The Gillard Labor Government will close down large areas of food and fibre production across northern Victoria if it adopts the final Murray-Darling Basin Plan.
Water Minister Peter Walsh said the Victorian Coalition Government could not support the Plan released by the Murray-Darling Basin Authority (MDBA) today.
"This Plan is a death warrant that will force agricultural industries across northern Victoria out of business," Mr Walsh said.
"There are smarter ways to achieve better environmental outcomes than stripping more water from rural communities.
"The socio-economic report outlines the industries that will be severely impacted upon: northern Victoria's dairy farmers, Sunraysia and Riverland horticulturalists, cotton growers in the Lower Ballonee and Murrumbidgee and New South Wales Murray rice growers.
"Communities across the Basin rely on the economic activity and jobs generated by these industries," Mr Walsh said.
Mr Walsh said despite a 20-week consultation process, the final outcome had barely changed from what the MDBA released in November.
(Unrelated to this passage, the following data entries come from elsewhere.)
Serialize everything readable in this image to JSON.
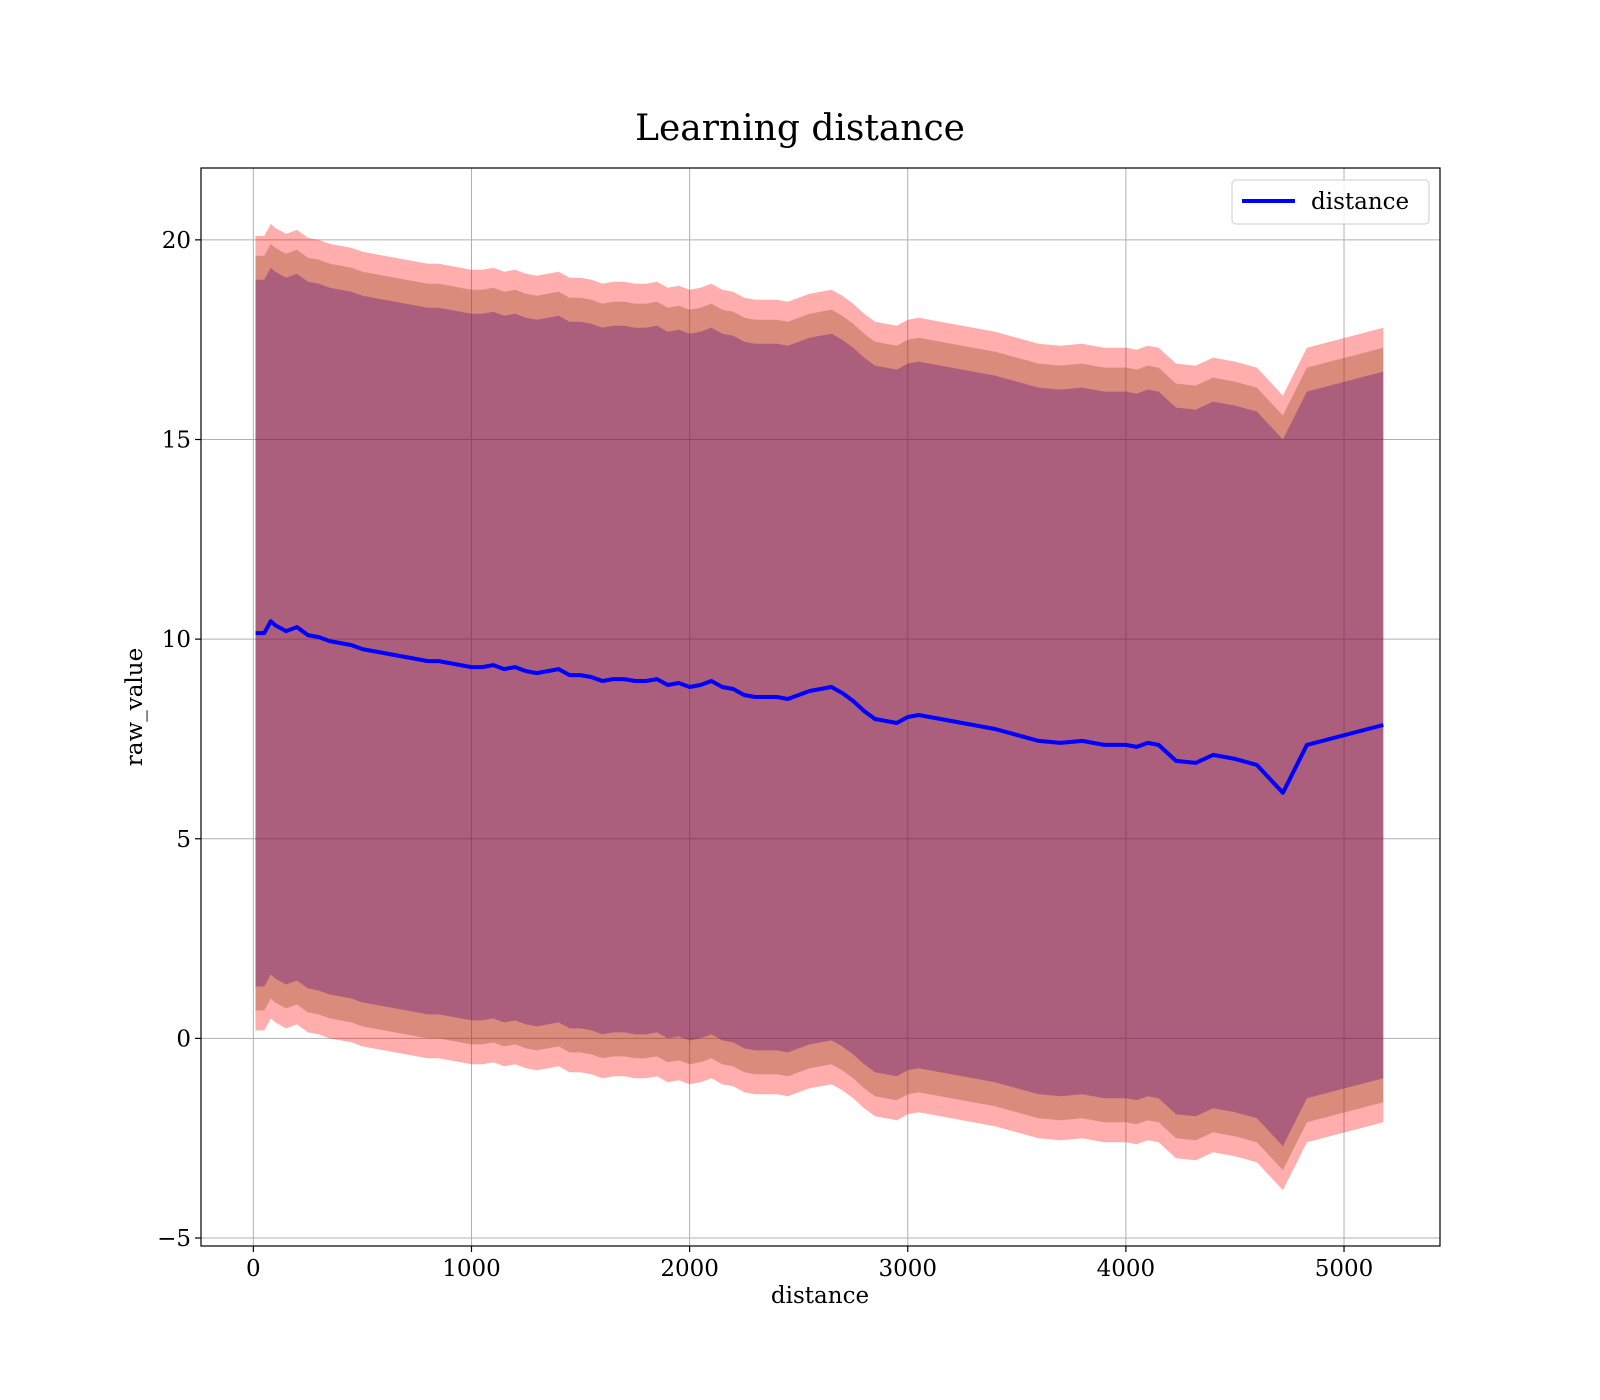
{
  "chart_data": {
    "type": "line",
    "title": "Learning distance",
    "xlabel": "distance",
    "ylabel": "raw_value",
    "xlim": [
      -240,
      5440
    ],
    "ylim": [
      -5.2,
      21.8
    ],
    "x_ticks": [
      0,
      1000,
      2000,
      3000,
      4000,
      5000
    ],
    "y_ticks": [
      -5,
      0,
      5,
      10,
      15,
      20
    ],
    "grid": true,
    "legend_position": "top-right",
    "colors": {
      "line": "#0000ff",
      "band_outer": "#ff0000",
      "band_middle": "#8b4513",
      "band_inner": "#4b0082"
    },
    "band_opacity": {
      "outer": 0.32,
      "middle": 0.32,
      "inner": 0.32
    },
    "series": [
      {
        "name": "distance",
        "x": [
          10,
          50,
          80,
          100,
          150,
          200,
          250,
          300,
          350,
          400,
          450,
          500,
          550,
          600,
          650,
          700,
          750,
          800,
          850,
          900,
          950,
          1000,
          1050,
          1100,
          1150,
          1200,
          1250,
          1300,
          1350,
          1400,
          1450,
          1500,
          1550,
          1600,
          1650,
          1700,
          1750,
          1800,
          1850,
          1900,
          1950,
          2000,
          2050,
          2100,
          2150,
          2200,
          2250,
          2300,
          2350,
          2400,
          2450,
          2500,
          2550,
          2600,
          2650,
          2700,
          2750,
          2800,
          2850,
          2900,
          2950,
          3000,
          3050,
          3100,
          3200,
          3300,
          3400,
          3500,
          3600,
          3700,
          3800,
          3900,
          4000,
          4050,
          4100,
          4150,
          4200,
          4230,
          4320,
          4400,
          4500,
          4600,
          4720,
          4830,
          5180
        ],
        "y": [
          10.15,
          10.15,
          10.45,
          10.35,
          10.2,
          10.3,
          10.1,
          10.05,
          9.95,
          9.9,
          9.85,
          9.75,
          9.7,
          9.65,
          9.6,
          9.55,
          9.5,
          9.45,
          9.45,
          9.4,
          9.35,
          9.3,
          9.3,
          9.35,
          9.25,
          9.3,
          9.2,
          9.15,
          9.2,
          9.25,
          9.1,
          9.1,
          9.05,
          8.95,
          9.0,
          9.0,
          8.95,
          8.95,
          9.0,
          8.85,
          8.9,
          8.8,
          8.85,
          8.95,
          8.8,
          8.75,
          8.6,
          8.55,
          8.55,
          8.55,
          8.5,
          8.6,
          8.7,
          8.75,
          8.8,
          8.65,
          8.45,
          8.2,
          8.0,
          7.95,
          7.9,
          8.05,
          8.1,
          8.05,
          7.95,
          7.85,
          7.75,
          7.6,
          7.45,
          7.4,
          7.45,
          7.35,
          7.35,
          7.3,
          7.4,
          7.35,
          7.1,
          6.95,
          6.9,
          7.1,
          7.0,
          6.85,
          6.15,
          7.35,
          7.85
        ],
        "bands": [
          {
            "level": "outer",
            "half_width": [
              9.95,
              9.95,
              9.95,
              9.95,
              9.95,
              9.95,
              9.95,
              9.95,
              9.95,
              9.95,
              9.95,
              9.95,
              9.95,
              9.95,
              9.95,
              9.95,
              9.95,
              9.95,
              9.95,
              9.95,
              9.95,
              9.95,
              9.95,
              9.95,
              9.95,
              9.95,
              9.95,
              9.95,
              9.95,
              9.95,
              9.95,
              9.95,
              9.95,
              9.95,
              9.95,
              9.95,
              9.95,
              9.95,
              9.95,
              9.95,
              9.95,
              9.95,
              9.95,
              9.95,
              9.95,
              9.95,
              9.95,
              9.95,
              9.95,
              9.95,
              9.95,
              9.95,
              9.95,
              9.95,
              9.95,
              9.95,
              9.95,
              9.95,
              9.95,
              9.95,
              9.95,
              9.95,
              9.95,
              9.95,
              9.95,
              9.95,
              9.95,
              9.95,
              9.95,
              9.95,
              9.95,
              9.95,
              9.95,
              9.95,
              9.95,
              9.95,
              9.95,
              9.95,
              9.95,
              9.95,
              9.95,
              9.95,
              9.95,
              9.95,
              9.95
            ]
          },
          {
            "level": "middle",
            "half_width": [
              9.45,
              9.45,
              9.45,
              9.45,
              9.45,
              9.45,
              9.45,
              9.45,
              9.45,
              9.45,
              9.45,
              9.45,
              9.45,
              9.45,
              9.45,
              9.45,
              9.45,
              9.45,
              9.45,
              9.45,
              9.45,
              9.45,
              9.45,
              9.45,
              9.45,
              9.45,
              9.45,
              9.45,
              9.45,
              9.45,
              9.45,
              9.45,
              9.45,
              9.45,
              9.45,
              9.45,
              9.45,
              9.45,
              9.45,
              9.45,
              9.45,
              9.45,
              9.45,
              9.45,
              9.45,
              9.45,
              9.45,
              9.45,
              9.45,
              9.45,
              9.45,
              9.45,
              9.45,
              9.45,
              9.45,
              9.45,
              9.45,
              9.45,
              9.45,
              9.45,
              9.45,
              9.45,
              9.45,
              9.45,
              9.45,
              9.45,
              9.45,
              9.45,
              9.45,
              9.45,
              9.45,
              9.45,
              9.45,
              9.45,
              9.45,
              9.45,
              9.45,
              9.45,
              9.45,
              9.45,
              9.45,
              9.45,
              9.45,
              9.45,
              9.45
            ]
          },
          {
            "level": "inner",
            "half_width": [
              8.85,
              8.85,
              8.85,
              8.85,
              8.85,
              8.85,
              8.85,
              8.85,
              8.85,
              8.85,
              8.85,
              8.85,
              8.85,
              8.85,
              8.85,
              8.85,
              8.85,
              8.85,
              8.85,
              8.85,
              8.85,
              8.85,
              8.85,
              8.85,
              8.85,
              8.85,
              8.85,
              8.85,
              8.85,
              8.85,
              8.85,
              8.85,
              8.85,
              8.85,
              8.85,
              8.85,
              8.85,
              8.85,
              8.85,
              8.85,
              8.85,
              8.85,
              8.85,
              8.85,
              8.85,
              8.85,
              8.85,
              8.85,
              8.85,
              8.85,
              8.85,
              8.85,
              8.85,
              8.85,
              8.85,
              8.85,
              8.85,
              8.85,
              8.85,
              8.85,
              8.85,
              8.85,
              8.85,
              8.85,
              8.85,
              8.85,
              8.85,
              8.85,
              8.85,
              8.85,
              8.85,
              8.85,
              8.85,
              8.85,
              8.85,
              8.85,
              8.85,
              8.85,
              8.85,
              8.85,
              8.85,
              8.85,
              8.85,
              8.85,
              8.85
            ]
          }
        ]
      }
    ]
  }
}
"The Gillard Government has now spent $210 million on MDBA staff and consultants to deliver three failed Basin plans," Mr Walsh said.
"People across the Basin have stood in front of Craig Knowles and told him that this Plan will decimate their livelihoods and their communities, but their concerns have been utterly ignored.
"Instead of taking a balanced approach that considers social, environmental and economic outcomes, the plan remains focused on environmental targets in the lower lakes.
"It would seem submissions from the Basin states – who will ultimately be responsible for the implementation of any final plan – were also thrown in the rubbish bin.
"Victoria has spent considerable time and resources trying to fill large knowledge gaps and give Canberra a better understanding of how the Basin works.
"We have invested our own resources into modelling how the MDBA's environmental goals can be achieved with fewer cuts to consumptive water and better management of the river system.
"Despite this work, the plan still recommends 2750 gigalitres of water be taken from communities, which will bring more pain for Victoria.
"It is also concerning that this target has not been apportioned to each state which means we don't know who will be forced to give up more water."
Mr Walsh said the Coalition Government had also raised key concerns about the 2015 review of sustainable diversion limits, the cost of implementation and compliance to state government and the prescriptive nature of environmental watering plans.
"This disappointing document remains practically unworkable, impossibly costly to implement and introduces legal uncertainty and another layer of regulation," Mr Walsh said.
"We must now work to secure changes through the ministerial council to make sure the legislation introduced by the Gillard Government does not disadvantage Victoria."